Des ouvriers du bâtiment algériens travaillent sur un chantier en Île-de-France, le 30 janvier 1973. (AFP)
En reconnaissance pour les travailleurs immigrés de l’après-guerre, la journaliste Latifa Oulkhouir milite pour que le 1er janvier devienne une journée qui leur soit dédiée. Après avoir lancé une pétition et créé un collectif, elle nous explique la raison d’être de cette campagne, soutenue par diverses personnalités.
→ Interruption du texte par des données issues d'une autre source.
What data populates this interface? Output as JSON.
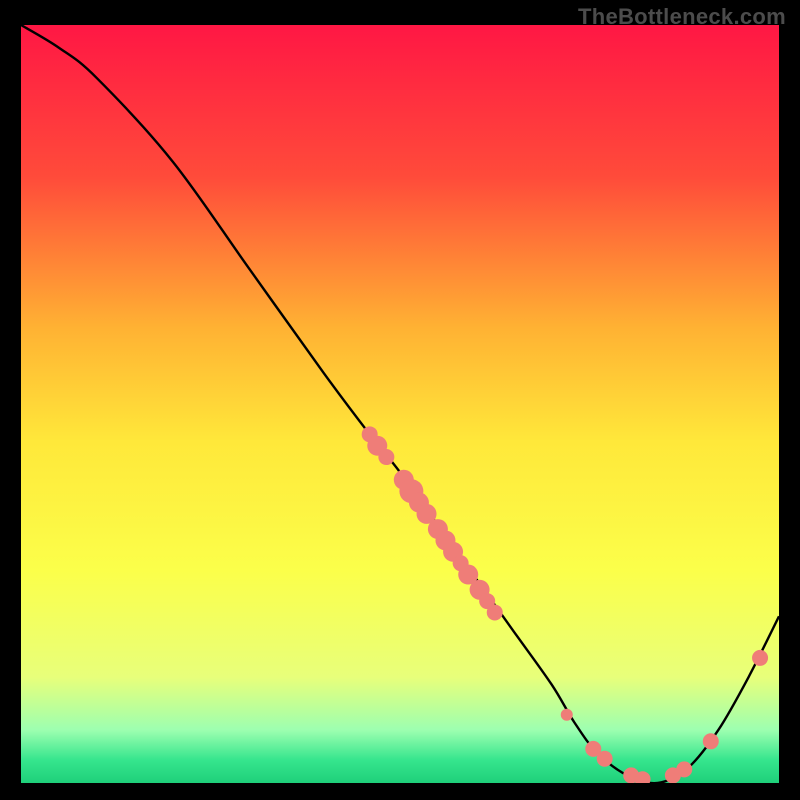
{
  "watermark": "TheBottleneck.com",
  "chart_data": {
    "type": "line",
    "title": "",
    "xlabel": "",
    "ylabel": "",
    "xlim": [
      0,
      100
    ],
    "ylim": [
      0,
      100
    ],
    "gradient_stops": [
      {
        "offset": 0,
        "color": "#ff1744"
      },
      {
        "offset": 20,
        "color": "#ff4b3a"
      },
      {
        "offset": 40,
        "color": "#ffb233"
      },
      {
        "offset": 55,
        "color": "#ffe83a"
      },
      {
        "offset": 72,
        "color": "#fbff4a"
      },
      {
        "offset": 86,
        "color": "#e8ff7a"
      },
      {
        "offset": 93,
        "color": "#9dffb0"
      },
      {
        "offset": 97,
        "color": "#35e58d"
      },
      {
        "offset": 100,
        "color": "#1fd07a"
      }
    ],
    "series": [
      {
        "name": "curve",
        "x": [
          0,
          5,
          10,
          20,
          30,
          40,
          46,
          50,
          55,
          60,
          65,
          70,
          73,
          76,
          80,
          84,
          88,
          92,
          96,
          100
        ],
        "y": [
          100,
          97,
          93,
          82,
          68,
          54,
          46,
          41,
          34,
          27,
          20,
          13,
          8,
          4,
          1,
          0,
          2,
          7,
          14,
          22
        ]
      }
    ],
    "marker_color": "#ef7d78",
    "markers": [
      {
        "x": 46.0,
        "y": 46.0,
        "r": 8
      },
      {
        "x": 47.0,
        "y": 44.5,
        "r": 10
      },
      {
        "x": 48.2,
        "y": 43.0,
        "r": 8
      },
      {
        "x": 50.5,
        "y": 40.0,
        "r": 10
      },
      {
        "x": 51.5,
        "y": 38.5,
        "r": 12
      },
      {
        "x": 52.5,
        "y": 37.0,
        "r": 10
      },
      {
        "x": 53.5,
        "y": 35.5,
        "r": 10
      },
      {
        "x": 55.0,
        "y": 33.5,
        "r": 10
      },
      {
        "x": 56.0,
        "y": 32.0,
        "r": 10
      },
      {
        "x": 57.0,
        "y": 30.5,
        "r": 10
      },
      {
        "x": 58.0,
        "y": 29.0,
        "r": 8
      },
      {
        "x": 59.0,
        "y": 27.5,
        "r": 10
      },
      {
        "x": 60.5,
        "y": 25.5,
        "r": 10
      },
      {
        "x": 61.5,
        "y": 24.0,
        "r": 8
      },
      {
        "x": 62.5,
        "y": 22.5,
        "r": 8
      },
      {
        "x": 72.0,
        "y": 9.0,
        "r": 6
      },
      {
        "x": 75.5,
        "y": 4.5,
        "r": 8
      },
      {
        "x": 77.0,
        "y": 3.2,
        "r": 8
      },
      {
        "x": 80.5,
        "y": 1.0,
        "r": 8
      },
      {
        "x": 82.0,
        "y": 0.5,
        "r": 8
      },
      {
        "x": 86.0,
        "y": 1.0,
        "r": 8
      },
      {
        "x": 87.5,
        "y": 1.8,
        "r": 8
      },
      {
        "x": 91.0,
        "y": 5.5,
        "r": 8
      },
      {
        "x": 97.5,
        "y": 16.5,
        "r": 8
      }
    ]
  }
}
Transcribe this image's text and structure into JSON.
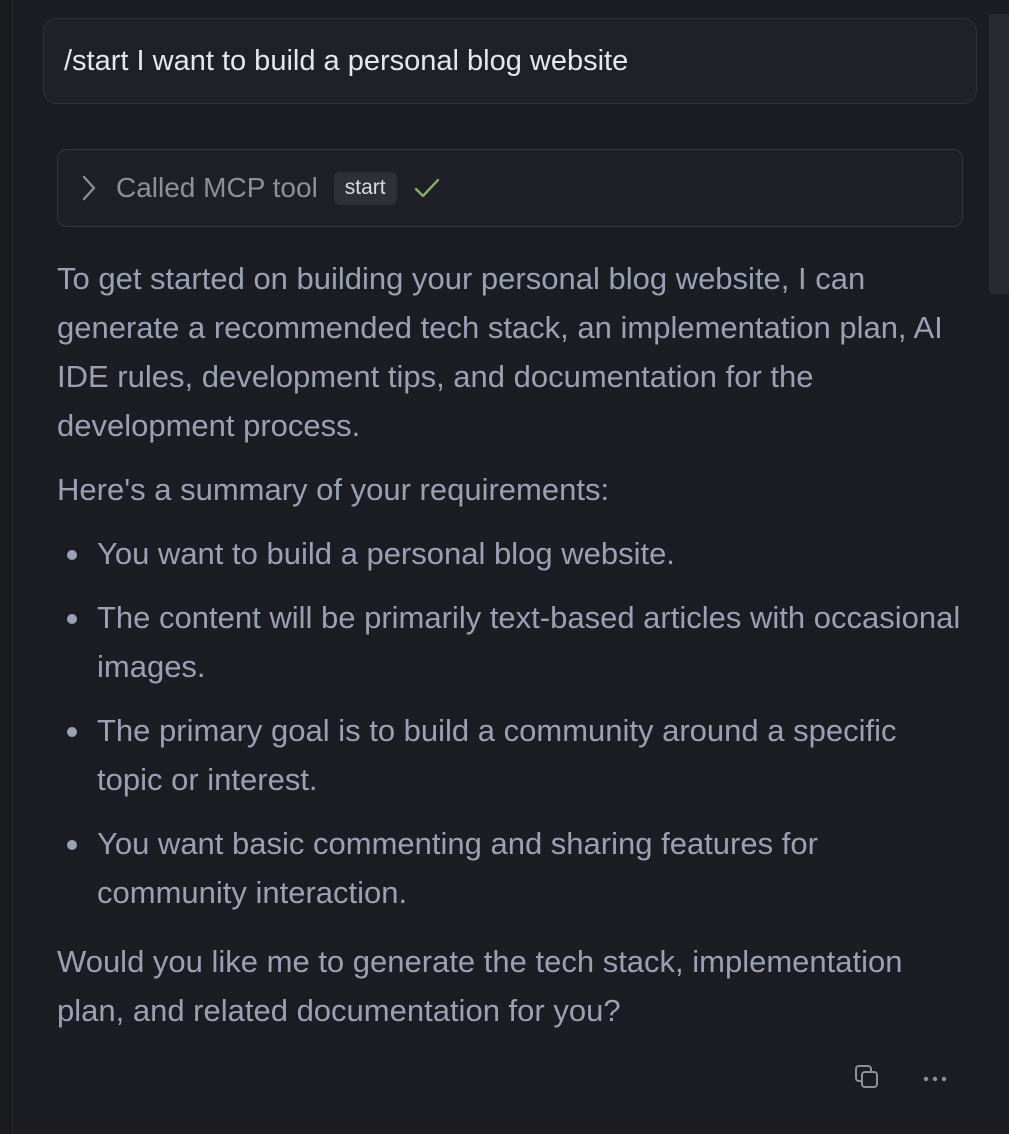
{
  "user_message": "/start I want to build a personal blog website",
  "tool_call": {
    "label": "Called MCP tool",
    "tool_name": "start",
    "status_icon": "check-icon",
    "status_color": "#7fae6f"
  },
  "assistant": {
    "intro": "To get started on building your personal blog website, I can generate a recommended tech stack, an implementation plan, AI IDE rules, development tips, and documentation for the development process.",
    "summary_heading": "Here's a summary of your requirements:",
    "requirements": [
      "You want to build a personal blog website.",
      "The content will be primarily text-based articles with occasional images.",
      "The primary goal is to build a community around a specific topic or interest.",
      "You want basic commenting and sharing features for community interaction."
    ],
    "question": "Would you like me to generate the tech stack, implementation plan, and related documentation for you?"
  },
  "actions": {
    "copy_icon": "copy-icon",
    "more_icon": "more-horizontal-icon"
  },
  "colors": {
    "background": "#1c1d22",
    "text": "#9aa1b5",
    "user_text": "#e6e7ea"
  }
}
En Bref : Latifa Oulkhouir appelle à reconnaître le rôle des travailleurs immigrés dans l’histoire de la France. Elle propose de faire du 1er janvier une journée nationale qui leur soit dédiée. Une initiative pour rendre visible leur contribution et préserver leur mémoire.
Numéro 210 – Mars 2026
C’est à l’occasion d’un exercice donné par la maîtresse à l’école primaire que j’ai appris une chose. Mon père était né le 1er janvier. Ou plutôt qu’il ne savait pas quand est-ce qu’il était né. Ni lui, ni ma mère. Il y a toujours un moment dans la scolarité où l’on se retrouve à devoir faire son arbre généalogique. Pour certains, c’est simple et limpide. Pour d’autres, comme moi, ça s’est avéré plus compliqué.
Quelques années plus tard, je suis au lycée, je connais mieux l’histoire de mes parents. Mon père ouvrier qui a quitté son village du sud du Maroc dans les années 1960 pour subvenir aux besoins des siens, ma mère et mes frères et sœurs qui ont bénéficié du regroupement familial au début des années 1980… Une histoire comme celle de tant d’autres, parmi les travailleurs immigrés. Sachant tout cela, j’attendais avec impatience ce moment. Celui d’étudier le chapitre concernant les Trente Glorieuses. Pour la première fois, mes parents, leur histoire, notre famille allaient « exister » officiellement, dans un livre d’histoire, comme travailleurs immigrés.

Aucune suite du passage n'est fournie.